With all this good sense, her haughtiness and violence were extreme. In 1775, on the Princesse de Lamballe being placed above the Princesse de Chimay in the Queen’s family, the Prince and Princesse de Beauvau would have had their niece, Madame de Chimay, quit her place rather than submit. Madame du Deffand disputed the point with them. I said nothing. When they were gone, Madame du Deffand asked me on which side I was. I said on her’s. “Then,” said she, “how could you be such a flatterer to them as not to take my part?” “Because,” said I, “you argued only on their duty to the King and Queen; but my reasons were too strong to be given. Monsieur de Beauvau, whose mother was mistress, and he himself a natural son of only a Duke of Lorraine, thinks it below his niece to give place to the Princesse de Lamballe, whose husband’s grandfather was a natural son of Louis Quatorze!”[21]

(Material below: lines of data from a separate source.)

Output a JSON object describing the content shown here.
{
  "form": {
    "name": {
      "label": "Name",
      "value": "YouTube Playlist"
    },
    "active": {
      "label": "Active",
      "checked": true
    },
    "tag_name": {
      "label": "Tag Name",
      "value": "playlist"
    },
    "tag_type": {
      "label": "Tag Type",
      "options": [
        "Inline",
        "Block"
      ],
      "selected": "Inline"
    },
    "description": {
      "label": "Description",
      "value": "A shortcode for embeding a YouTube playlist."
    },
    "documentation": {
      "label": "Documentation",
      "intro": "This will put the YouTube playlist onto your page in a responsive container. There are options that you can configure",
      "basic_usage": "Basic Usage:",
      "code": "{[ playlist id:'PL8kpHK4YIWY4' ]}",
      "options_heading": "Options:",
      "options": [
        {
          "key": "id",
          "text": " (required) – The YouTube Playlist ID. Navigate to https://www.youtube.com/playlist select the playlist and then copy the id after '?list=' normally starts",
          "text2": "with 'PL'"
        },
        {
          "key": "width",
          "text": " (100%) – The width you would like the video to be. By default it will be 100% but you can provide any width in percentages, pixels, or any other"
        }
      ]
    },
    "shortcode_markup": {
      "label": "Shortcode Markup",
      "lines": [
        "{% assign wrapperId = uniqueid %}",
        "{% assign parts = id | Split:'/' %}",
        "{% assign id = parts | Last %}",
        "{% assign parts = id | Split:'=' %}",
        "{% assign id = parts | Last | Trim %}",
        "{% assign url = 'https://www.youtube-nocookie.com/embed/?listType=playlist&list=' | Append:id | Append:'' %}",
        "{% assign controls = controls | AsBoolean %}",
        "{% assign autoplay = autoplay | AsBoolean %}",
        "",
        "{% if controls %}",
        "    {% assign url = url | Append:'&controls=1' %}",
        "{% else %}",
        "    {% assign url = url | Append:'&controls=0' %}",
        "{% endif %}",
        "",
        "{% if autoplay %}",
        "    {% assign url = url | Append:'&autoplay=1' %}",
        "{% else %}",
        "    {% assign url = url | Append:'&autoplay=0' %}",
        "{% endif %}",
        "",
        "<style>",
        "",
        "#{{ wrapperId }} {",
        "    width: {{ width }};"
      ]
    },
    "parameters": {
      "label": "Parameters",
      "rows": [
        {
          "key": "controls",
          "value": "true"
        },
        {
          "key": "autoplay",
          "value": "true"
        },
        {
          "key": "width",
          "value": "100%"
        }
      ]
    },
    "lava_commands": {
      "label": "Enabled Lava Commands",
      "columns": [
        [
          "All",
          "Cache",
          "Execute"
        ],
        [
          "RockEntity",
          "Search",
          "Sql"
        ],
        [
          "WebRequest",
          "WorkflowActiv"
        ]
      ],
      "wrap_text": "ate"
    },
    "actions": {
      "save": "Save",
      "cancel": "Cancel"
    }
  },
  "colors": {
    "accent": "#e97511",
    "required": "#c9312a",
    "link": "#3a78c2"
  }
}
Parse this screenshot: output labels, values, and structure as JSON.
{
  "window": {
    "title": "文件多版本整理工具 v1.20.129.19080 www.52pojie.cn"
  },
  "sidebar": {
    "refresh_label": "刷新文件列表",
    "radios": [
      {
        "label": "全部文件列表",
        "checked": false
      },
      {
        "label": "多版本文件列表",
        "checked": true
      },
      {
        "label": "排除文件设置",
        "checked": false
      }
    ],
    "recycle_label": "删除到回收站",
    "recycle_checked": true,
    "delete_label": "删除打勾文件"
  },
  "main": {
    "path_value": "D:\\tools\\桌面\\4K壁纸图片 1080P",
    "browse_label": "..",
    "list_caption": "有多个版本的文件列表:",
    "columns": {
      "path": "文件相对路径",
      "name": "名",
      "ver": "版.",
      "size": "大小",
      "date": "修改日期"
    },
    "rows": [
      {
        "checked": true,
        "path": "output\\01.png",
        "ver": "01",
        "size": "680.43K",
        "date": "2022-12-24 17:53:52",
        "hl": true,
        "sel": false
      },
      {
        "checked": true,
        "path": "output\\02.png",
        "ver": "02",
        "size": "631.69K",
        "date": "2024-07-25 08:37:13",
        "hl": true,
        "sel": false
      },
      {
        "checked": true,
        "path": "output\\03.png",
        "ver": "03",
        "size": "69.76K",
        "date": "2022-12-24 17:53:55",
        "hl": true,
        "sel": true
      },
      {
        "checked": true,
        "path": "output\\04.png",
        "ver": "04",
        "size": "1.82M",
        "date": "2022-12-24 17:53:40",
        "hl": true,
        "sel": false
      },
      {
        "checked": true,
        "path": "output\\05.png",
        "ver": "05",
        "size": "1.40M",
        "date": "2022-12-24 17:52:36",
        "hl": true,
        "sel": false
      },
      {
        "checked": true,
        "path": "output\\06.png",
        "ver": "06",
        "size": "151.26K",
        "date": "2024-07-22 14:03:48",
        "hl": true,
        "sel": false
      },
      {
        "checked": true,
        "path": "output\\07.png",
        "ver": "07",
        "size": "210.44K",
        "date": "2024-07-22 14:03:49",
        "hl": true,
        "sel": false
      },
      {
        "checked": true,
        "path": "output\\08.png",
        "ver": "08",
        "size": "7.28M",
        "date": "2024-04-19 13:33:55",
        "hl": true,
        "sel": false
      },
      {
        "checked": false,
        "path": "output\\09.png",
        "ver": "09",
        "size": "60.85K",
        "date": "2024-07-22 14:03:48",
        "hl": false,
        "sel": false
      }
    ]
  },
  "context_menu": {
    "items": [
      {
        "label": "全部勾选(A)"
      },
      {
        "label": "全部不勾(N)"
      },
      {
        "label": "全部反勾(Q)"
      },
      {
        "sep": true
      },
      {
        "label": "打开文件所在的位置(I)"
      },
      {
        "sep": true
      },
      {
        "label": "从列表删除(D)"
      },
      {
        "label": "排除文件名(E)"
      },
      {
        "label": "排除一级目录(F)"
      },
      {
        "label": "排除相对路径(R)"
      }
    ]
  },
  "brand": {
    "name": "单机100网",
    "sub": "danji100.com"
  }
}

But the most extraordinary anecdote was the following letter, which Louis the Fifteenth, when he was endeavouring to pacify the civil war in his Court between Madame du Barry and the Duc de Choiseul, wrote to the latter. It is so extraordinary, his Majesty even hinting a possibility of his marrying his mistress, that I must give an account how it came into my hands. It was read to Madame du Deffand by the Duc or Duchesse de Choiseul, but they would not give her a copy. However, as she heard it more than once, she dictated to her secretary as many of the passages as she could remember, but disguised the names under Persian names for fear of losing the paper or having it found in her possession. That copy she gave me, which I here set down, I solemnly protest, word for word as I received it. It is a striking picture of that Monarch’s character, full of weakness, good-humour, frankness;—and still more of his love of quiet and disinclination to change a Minister he was used to.

* * * * *

“Anecdotes Persannes.

“Sapor, Sultan de Perse, écrivit une lettre fort singulière à son Atemadoulet, dont voici quelques fragmens:

“‘Vous connoissez mal la personne que j’aime; vous êtes environné de gens qui vous préviennent contre elle: ne les ecoutez point, il y a long tems qu’ils me déplaisent. Je vous promets de vous mettre bien avec celle que j’aime, et de détruire toutes les préventions qu’on veut lui donner contre vous. Je vous dirai confidemment que je ne puis me passer de femmes. Celle ci me plait, et si je l’épousois, tout le monde tomberoit à ses genoux. Le Mogol,[22] voulant se marier, et voulant épouser une belle femme, fit plusieurs voyages sans rencontrer ce qu’il cherchoit. Je vous le répète, je ne puis me passer de femmes; mais il m’en faut une belle. La sœur du Mogol,[23] que je pourrois épouser, ne l’est pas. La personne, avec qui je vis, me plait; consentez à bien vivre avec elle; rien n’est plus aisé, et vous m’obligerez infiniment.’

“L’Atemadoulet resista; et quelques mois après il fut disgracié.” Madame du Deffand adds, “J’oubliois un trait de cette lettre; ‘je ne veux point une femme de qualité: je ne veux point non plus à l’exemple de Thamas,[24] mon ayeul, une matrone.’”

Perhaps it will not be thought very wise in the Duc de Choiseul to have resisted such a letter. Should the original ever appear, as is not impossible, it will corroborate the truth of the rest that I have related. I trust much to collateral evidence for confirming the veracity of these Memoirs.